My colleague Steve Gandel has a nice piece about the strange contortions the FDIC is now going through to avoid tapping its credit line with the U.S. Treasury. He writes:
The agency has a credit line with the Treasury to tap as much as $500 billion in emergency capital through the end of next year. But the FDIC is worried that if the agency, which has always been privately funded through bank assessments, borrowed money from the Treasury, it would look like a new bank bailout, eroding the sliver of confidence the public has regained in our nation's banking system in the past few months.
Maybe that's what they're saying at the FDIC. But I think they're mainly avoiding that Treasury credit line because they know that tapping it would mean lots of screeching on the media and on Capitol Hill, and probably a few unpleasant appearances before skeptical Congressional subcommittees for FDIC Chairman Sheila Bair.

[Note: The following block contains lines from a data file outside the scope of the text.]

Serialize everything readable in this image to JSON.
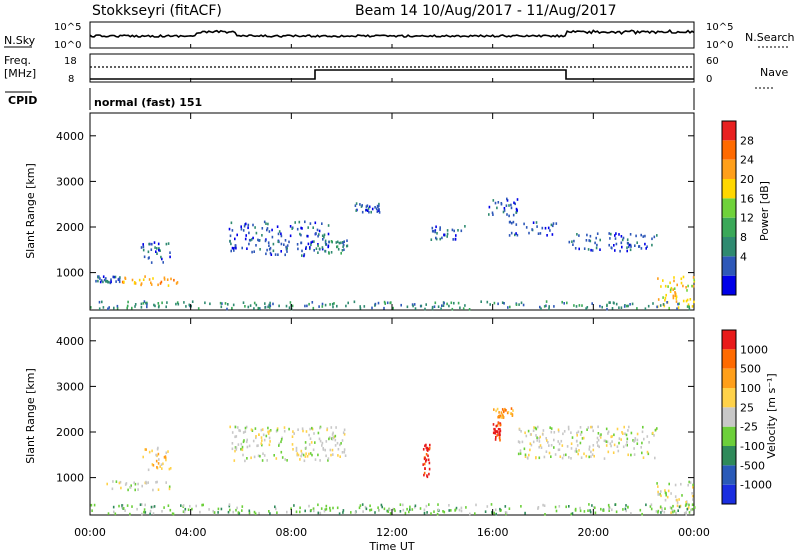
{
  "header": {
    "title": "Stokkseyri (fitACF)",
    "beam_info": "Beam 14  10/Aug/2017 - 11/Aug/2017"
  },
  "status_panels": {
    "nsky_label": "N.Sky",
    "nsearch_label": "N.Search",
    "nsky_ticks": [
      "10^5",
      "10^0"
    ],
    "freq_label_line1": "Freq.",
    "freq_label_line2": "[MHz]",
    "freq_ticks": [
      "18",
      "8"
    ],
    "nave_label": "Nave",
    "nave_ticks": [
      "60",
      "0"
    ],
    "cpid_label": "CPID",
    "cpid_text": "normal (fast) 151"
  },
  "colors": {
    "power_scale": [
      "#0000e8",
      "#2e58b8",
      "#2f8a70",
      "#3aa858",
      "#6fd23a",
      "#ffd700",
      "#ff9f1a",
      "#ff6a00",
      "#e82020"
    ],
    "velocity_scale": [
      "#1a2ee0",
      "#2a5ab8",
      "#2f8a5a",
      "#6ccf3a",
      "#c8c8c8",
      "#ffd24a",
      "#ff9f1a",
      "#ff6a00",
      "#e81a1a"
    ],
    "ground_scatter": "#bfbfbf"
  },
  "chart_data": [
    {
      "type": "heatmap",
      "panel": "power",
      "ylabel": "Slant Range [km]",
      "yticks": [
        "4000",
        "3000",
        "2000",
        "1000"
      ],
      "xticks": [
        "00:00",
        "04:00",
        "08:00",
        "12:00",
        "16:00",
        "20:00",
        "00:00"
      ],
      "xlim_hours": [
        0,
        24
      ],
      "ylim_km": [
        180,
        4500
      ],
      "colorbar_label": "Power [dB]",
      "colorbar_ticks": [
        "28",
        "24",
        "20",
        "16",
        "12",
        "8",
        "4"
      ],
      "echo_regions": [
        {
          "t0": 1.2,
          "t1": 3.5,
          "r0": 700,
          "r1": 900,
          "level": 6
        },
        {
          "t0": 0.1,
          "t1": 1.2,
          "r0": 750,
          "r1": 900,
          "level": 1
        },
        {
          "t0": 2.0,
          "t1": 3.2,
          "r0": 1150,
          "r1": 1650,
          "level": 1
        },
        {
          "t0": 5.5,
          "t1": 9.5,
          "r0": 1350,
          "r1": 2100,
          "level": 1
        },
        {
          "t0": 9.0,
          "t1": 10.2,
          "r0": 1400,
          "r1": 1700,
          "level": 2
        },
        {
          "t0": 10.5,
          "t1": 11.5,
          "r0": 2300,
          "r1": 2500,
          "level": 1
        },
        {
          "t0": 13.5,
          "t1": 15.0,
          "r0": 1700,
          "r1": 2000,
          "level": 1
        },
        {
          "t0": 15.8,
          "t1": 17.0,
          "r0": 2200,
          "r1": 2600,
          "level": 1
        },
        {
          "t0": 16.5,
          "t1": 18.5,
          "r0": 1800,
          "r1": 2100,
          "level": 1
        },
        {
          "t0": 19.0,
          "t1": 22.5,
          "r0": 1450,
          "r1": 1850,
          "level": 1
        },
        {
          "t0": 22.5,
          "t1": 24.0,
          "r0": 180,
          "r1": 900,
          "level": 5
        },
        {
          "t0": 0.0,
          "t1": 24.0,
          "r0": 180,
          "r1": 350,
          "level": 2
        }
      ]
    },
    {
      "type": "heatmap",
      "panel": "velocity",
      "ylabel": "Slant Range [km]",
      "yticks": [
        "4000",
        "3000",
        "2000",
        "1000"
      ],
      "xticks": [
        "00:00",
        "04:00",
        "08:00",
        "12:00",
        "16:00",
        "20:00",
        "00:00"
      ],
      "xlabel": "Time UT",
      "xlim_hours": [
        0,
        24
      ],
      "ylim_km": [
        180,
        4500
      ],
      "colorbar_label": "Velocity [m s⁻¹]",
      "colorbar_ticks": [
        "1000",
        "500",
        "100",
        "25",
        "-25",
        "-100",
        "-500",
        "-1000"
      ],
      "echo_regions": [
        {
          "t0": 0.5,
          "t1": 3.5,
          "r0": 700,
          "r1": 900,
          "level": 4
        },
        {
          "t0": 2.0,
          "t1": 3.2,
          "r0": 1150,
          "r1": 1650,
          "level": 5
        },
        {
          "t0": 5.5,
          "t1": 10.2,
          "r0": 1350,
          "r1": 2100,
          "level": 4
        },
        {
          "t0": 13.2,
          "t1": 13.5,
          "r0": 1000,
          "r1": 1700,
          "level": 8
        },
        {
          "t0": 16.0,
          "t1": 16.8,
          "r0": 2300,
          "r1": 2500,
          "level": 6
        },
        {
          "t0": 16.0,
          "t1": 16.3,
          "r0": 1800,
          "r1": 2200,
          "level": 8
        },
        {
          "t0": 17.0,
          "t1": 22.5,
          "r0": 1400,
          "r1": 2100,
          "level": 4
        },
        {
          "t0": 22.5,
          "t1": 24.0,
          "r0": 180,
          "r1": 900,
          "level": 4
        },
        {
          "t0": 0.0,
          "t1": 24.0,
          "r0": 180,
          "r1": 400,
          "level": 3
        }
      ]
    }
  ]
}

It would erode confidence in the current leadership of the FDIC, but I'm not sure that it follows that this would erode confidence in the banking system. I tend to think using accounting tricks to paper over a shortfall is more corrosive of the public confidence than tapping a danged credit line. But maybe that's just me.

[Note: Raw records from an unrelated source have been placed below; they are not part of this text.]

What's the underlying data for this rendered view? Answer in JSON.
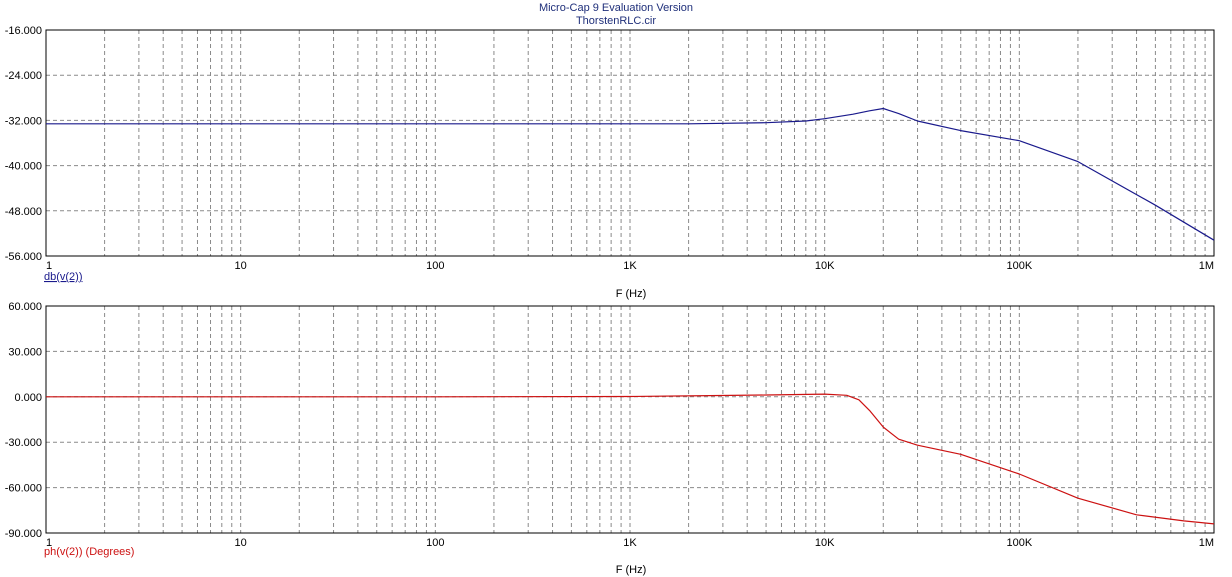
{
  "header": {
    "title": "Micro-Cap 9 Evaluation Version",
    "subtitle": "ThorstenRLC.cir"
  },
  "colors": {
    "magnitude": "#1a1a8c",
    "phase": "#cc1111",
    "title_text": "#1f2f7a",
    "grid": "#8a8a8a",
    "axis_text": "#000000"
  },
  "chart_data": [
    {
      "type": "line",
      "xscale": "log",
      "xlim": [
        1,
        1000000
      ],
      "x_ticks": [
        "1",
        "10",
        "100",
        "1K",
        "10K",
        "100K",
        "1M"
      ],
      "ylim": [
        -56,
        -16
      ],
      "y_ticks": [
        "-16.000",
        "-24.000",
        "-32.000",
        "-40.000",
        "-48.000",
        "-56.000"
      ],
      "xlabel": "F (Hz)",
      "ylabel": "db(v(2))",
      "grid": true,
      "series": [
        {
          "name": "db(v(2))",
          "x": [
            1,
            10,
            100,
            1000,
            2000,
            5000,
            8000,
            10000,
            14000,
            17000,
            20000,
            24000,
            30000,
            50000,
            100000,
            200000,
            500000,
            1000000
          ],
          "y": [
            -32.6,
            -32.6,
            -32.6,
            -32.6,
            -32.6,
            -32.4,
            -32.1,
            -31.7,
            -30.9,
            -30.3,
            -29.9,
            -30.8,
            -32.1,
            -33.8,
            -35.6,
            -39.3,
            -47.0,
            -53.2
          ]
        }
      ]
    },
    {
      "type": "line",
      "xscale": "log",
      "xlim": [
        1,
        1000000
      ],
      "x_ticks": [
        "1",
        "10",
        "100",
        "1K",
        "10K",
        "100K",
        "1M"
      ],
      "ylim": [
        -90,
        60
      ],
      "y_ticks": [
        "60.000",
        "30.000",
        "0.000",
        "-30.000",
        "-60.000",
        "-90.000"
      ],
      "xlabel": "F (Hz)",
      "ylabel": "ph(v(2)) (Degrees)",
      "grid": true,
      "series": [
        {
          "name": "ph(v(2)) (Degrees)",
          "x": [
            1,
            10,
            100,
            1000,
            2000,
            5000,
            10000,
            13000,
            15000,
            17000,
            20000,
            24000,
            30000,
            50000,
            100000,
            200000,
            400000,
            700000,
            1000000
          ],
          "y": [
            0,
            0,
            0,
            0.2,
            0.6,
            1.2,
            1.8,
            1.0,
            -2.0,
            -9.0,
            -20.0,
            -28.0,
            -32.0,
            -38.0,
            -51.0,
            -67.0,
            -78.0,
            -82.0,
            -84.0
          ]
        }
      ]
    }
  ]
}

I'm writing this from Terminal A of Richmond International Airport, where I'm waiting for a flight back to NYC. I've seen no evidence of any international flights coming in or going out, but I guess somebody must have flown to Mexico or Canada from here at some point. They are playing David Gray on the sound system, and he's English, so maybe that explains the name. In any case, I'm not complaining, and I like the free wifi.

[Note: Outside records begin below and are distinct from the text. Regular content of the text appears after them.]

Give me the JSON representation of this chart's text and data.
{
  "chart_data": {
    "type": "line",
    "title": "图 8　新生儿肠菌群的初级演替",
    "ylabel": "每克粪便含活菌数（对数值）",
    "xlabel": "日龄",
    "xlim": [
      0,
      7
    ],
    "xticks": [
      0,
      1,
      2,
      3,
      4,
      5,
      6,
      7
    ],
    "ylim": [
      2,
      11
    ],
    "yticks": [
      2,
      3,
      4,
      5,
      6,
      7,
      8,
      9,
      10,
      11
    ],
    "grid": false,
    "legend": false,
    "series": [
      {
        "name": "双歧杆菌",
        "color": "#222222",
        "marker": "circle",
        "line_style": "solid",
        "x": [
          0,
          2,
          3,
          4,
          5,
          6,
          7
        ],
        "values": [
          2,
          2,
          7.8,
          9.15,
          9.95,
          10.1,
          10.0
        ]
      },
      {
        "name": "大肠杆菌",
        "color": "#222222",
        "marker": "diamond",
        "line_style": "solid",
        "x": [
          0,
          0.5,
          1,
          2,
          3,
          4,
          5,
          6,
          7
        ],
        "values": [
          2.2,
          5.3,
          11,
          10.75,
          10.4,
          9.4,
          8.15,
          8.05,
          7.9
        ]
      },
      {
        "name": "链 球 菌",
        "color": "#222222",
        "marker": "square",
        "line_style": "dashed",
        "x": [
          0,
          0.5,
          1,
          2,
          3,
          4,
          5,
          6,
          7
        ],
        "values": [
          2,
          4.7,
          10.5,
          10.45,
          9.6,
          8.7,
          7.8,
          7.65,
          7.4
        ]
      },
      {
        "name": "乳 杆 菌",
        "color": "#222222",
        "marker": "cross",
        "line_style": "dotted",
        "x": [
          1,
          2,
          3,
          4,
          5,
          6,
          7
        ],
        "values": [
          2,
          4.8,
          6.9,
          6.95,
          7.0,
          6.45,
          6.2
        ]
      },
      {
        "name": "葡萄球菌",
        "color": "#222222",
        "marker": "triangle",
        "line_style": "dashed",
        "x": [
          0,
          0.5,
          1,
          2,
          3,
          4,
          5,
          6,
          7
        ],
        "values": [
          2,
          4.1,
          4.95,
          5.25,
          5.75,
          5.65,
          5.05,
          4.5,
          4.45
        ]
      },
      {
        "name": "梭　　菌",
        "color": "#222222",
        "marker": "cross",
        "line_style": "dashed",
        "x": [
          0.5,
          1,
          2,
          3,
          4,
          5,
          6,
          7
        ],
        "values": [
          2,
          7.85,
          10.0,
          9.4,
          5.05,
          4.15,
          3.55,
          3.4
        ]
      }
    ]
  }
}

I was in Richmond to give two speeches, one to a conference of bank examiners at the Federal Reserve Bank of Richmond, the other to the CFA Society of Virginia. With the bank examiners I ended up talking mostly about the media and the financial crisis; at the CFA Society I was flogging my book. I must have been too hard on the media, because during the Q&A one of the bank examiners got up and defended the new, more atomized media landscape as a better place to find good information than the old media oligarchy was. I had to agree with him (it's also a better place to find propaganda, bad information, etc., but that doesn't cancel out all its wonders). Yay, bank examiners!
Yay bank examiners indeed.
Should any of them be looking to unload their shwag, they are encouraged to get in touch. I'll even pay the shipping, just because I'm that kind of girl. I'll trade you CPA Review shwag? You know you want my highlighters, it's okay to admit and promise I won't tell a soul.